Arcadia Partners, a Boston venture capital firm focused on investing in education-related companies, has learned some hard lessons on that particular investment approach. The firm is winding down operations and is focused on its last two portfolio companies.
Arcadia’s co-founders say education is a complicated sector, making it difficult to attract limited partners.
Founded in 1998 by Liam Donahue and Andrew Hollowell, Arcadia plans to wrap up operations following exits from investments in Mzinga Inc. of Burlington and Business Intelligence Advisors Inc. of Boston. Launched with a $50 million fund, the firm decided in 2005 to forgo raising a second fund, said Donahue, who is now a managing director at .406 Ventures in Boston.
The education market is enormous, second only to health care, but it’s a tough sell to investors, especially after the promise of e-learning fell flat along with the dot-com bubble in 2001, he said. However, Donahue expects the education industry to eventually rebound as a popular investment sector.
“There’s this massive need, and the use of technology is going to be part of that equation,” he said. “A totally (education) focused fund someday will find its place.”
Arcadia invested in about 20 portfolio companies, including Wayland’s Knowledge Impact Inc. and Watertown’s HighWired.com Inc. The firm’s most successful investment was Boston’s Health Dialog Services Corp., which in 2007 was acquired for $775 million by London-based BUPA, its largest shareholder and one of its first investors. That deal enabled Arcadia to pay off most of its limited partners, Donahue said.
Burlington-based Mzinga was formed after a 2007 stealth merger of Woburn’s Shared Insights US LLC and Pennsylvania’s KnowledgePlanet Inc., an Arcadia portfolio company. Mzinga builds online communities and social networks within companies, opening corporate intranets and wikis to the larger web.
Shared Insights founder and Mzinga chairman Barry Libert said investments in traditional education business models isn’t enough. Venture capitalists need to balance conventional models with investments in social learning that’s made possible by the Internet.
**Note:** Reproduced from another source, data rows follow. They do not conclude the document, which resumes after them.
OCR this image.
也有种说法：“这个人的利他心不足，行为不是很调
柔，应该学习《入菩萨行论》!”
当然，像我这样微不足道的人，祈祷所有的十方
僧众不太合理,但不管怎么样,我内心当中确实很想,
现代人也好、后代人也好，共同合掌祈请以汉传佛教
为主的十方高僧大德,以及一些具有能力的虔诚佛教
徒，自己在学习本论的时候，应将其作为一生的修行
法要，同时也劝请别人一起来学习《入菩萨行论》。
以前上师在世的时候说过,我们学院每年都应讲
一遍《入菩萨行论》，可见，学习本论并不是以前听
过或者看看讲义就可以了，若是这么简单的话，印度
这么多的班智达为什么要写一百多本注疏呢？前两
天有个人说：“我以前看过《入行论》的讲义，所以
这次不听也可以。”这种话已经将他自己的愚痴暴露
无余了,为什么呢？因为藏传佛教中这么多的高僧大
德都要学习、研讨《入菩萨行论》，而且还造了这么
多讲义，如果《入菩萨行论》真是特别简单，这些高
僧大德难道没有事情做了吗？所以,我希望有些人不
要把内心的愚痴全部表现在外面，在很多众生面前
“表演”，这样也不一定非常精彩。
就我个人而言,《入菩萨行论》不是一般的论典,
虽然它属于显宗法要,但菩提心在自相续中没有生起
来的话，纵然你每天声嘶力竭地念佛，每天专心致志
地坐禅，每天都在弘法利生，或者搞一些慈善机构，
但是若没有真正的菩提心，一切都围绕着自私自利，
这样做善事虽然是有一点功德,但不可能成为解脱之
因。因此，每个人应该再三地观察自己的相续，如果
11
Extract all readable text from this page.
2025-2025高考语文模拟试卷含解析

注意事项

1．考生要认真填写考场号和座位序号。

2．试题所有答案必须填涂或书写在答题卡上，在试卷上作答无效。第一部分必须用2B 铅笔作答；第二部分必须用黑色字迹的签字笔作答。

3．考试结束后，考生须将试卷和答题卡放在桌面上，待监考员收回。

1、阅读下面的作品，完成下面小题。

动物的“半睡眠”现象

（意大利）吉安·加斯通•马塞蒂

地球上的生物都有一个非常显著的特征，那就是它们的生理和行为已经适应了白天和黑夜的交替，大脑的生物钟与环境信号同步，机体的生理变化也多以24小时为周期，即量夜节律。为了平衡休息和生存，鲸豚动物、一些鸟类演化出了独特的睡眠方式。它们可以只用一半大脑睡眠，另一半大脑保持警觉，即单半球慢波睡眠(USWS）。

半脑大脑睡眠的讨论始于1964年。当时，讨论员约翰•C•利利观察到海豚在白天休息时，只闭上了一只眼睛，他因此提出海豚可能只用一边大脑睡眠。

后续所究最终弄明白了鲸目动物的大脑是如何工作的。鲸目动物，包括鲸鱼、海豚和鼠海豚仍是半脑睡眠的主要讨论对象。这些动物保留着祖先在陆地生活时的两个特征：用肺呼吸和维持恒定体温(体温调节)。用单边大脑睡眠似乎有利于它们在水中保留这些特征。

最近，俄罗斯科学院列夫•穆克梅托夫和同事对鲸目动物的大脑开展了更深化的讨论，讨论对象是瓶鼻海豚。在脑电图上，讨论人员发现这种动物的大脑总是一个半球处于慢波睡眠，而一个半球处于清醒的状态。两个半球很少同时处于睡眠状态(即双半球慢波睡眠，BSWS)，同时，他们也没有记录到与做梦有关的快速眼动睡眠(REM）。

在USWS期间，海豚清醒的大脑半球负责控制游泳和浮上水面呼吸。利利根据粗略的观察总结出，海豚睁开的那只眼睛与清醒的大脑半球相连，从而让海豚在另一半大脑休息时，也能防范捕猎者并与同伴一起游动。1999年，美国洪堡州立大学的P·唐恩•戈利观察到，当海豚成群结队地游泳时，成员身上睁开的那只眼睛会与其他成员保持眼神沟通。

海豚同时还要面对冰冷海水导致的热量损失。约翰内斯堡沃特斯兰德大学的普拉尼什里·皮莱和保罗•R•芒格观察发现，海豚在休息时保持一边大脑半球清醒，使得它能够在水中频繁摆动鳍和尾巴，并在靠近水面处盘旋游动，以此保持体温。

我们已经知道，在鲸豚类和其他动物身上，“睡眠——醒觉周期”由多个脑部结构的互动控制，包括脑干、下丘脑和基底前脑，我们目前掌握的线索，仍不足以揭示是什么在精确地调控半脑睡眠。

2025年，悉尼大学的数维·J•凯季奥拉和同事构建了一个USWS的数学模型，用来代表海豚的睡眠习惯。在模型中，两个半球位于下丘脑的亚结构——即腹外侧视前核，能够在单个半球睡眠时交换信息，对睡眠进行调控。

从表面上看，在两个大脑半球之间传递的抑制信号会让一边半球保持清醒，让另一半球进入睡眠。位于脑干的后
Several local tech firms have recently launched in the education sector, though none have announced private equity investments. In June, North Andover-based Omnisharp Inc. completed an eight-month beta test of its Socrato.com test-prep website. In February, Cambridge-based uProdigy Inc., which provides tutors in South Asia to students via chat and voice-over-Internet-protocol, won its track in MIT’s $100K Executive Summary Contest.
Last year, Cambridge-based Lumina Prep LLC, launched an online college prep-test tutoring service, and Worcester’s Lingro Inc. launched its Web-based language training product. Stoughton’s GlobaLinguist Inc., which was founded in 2003, and Cambridge-based My Happy Planet Inc., which launched in January, also provide language-learning products via the Internet.
New York-based Quad Partners, a Mzinga investor that was founded in 2000, is one of the few firms nationally to go against the trend with an education-focused fund. “It’s a space I continue to look at,” Donohue said. “Like health care, the day will come, and it will find its critical mass.”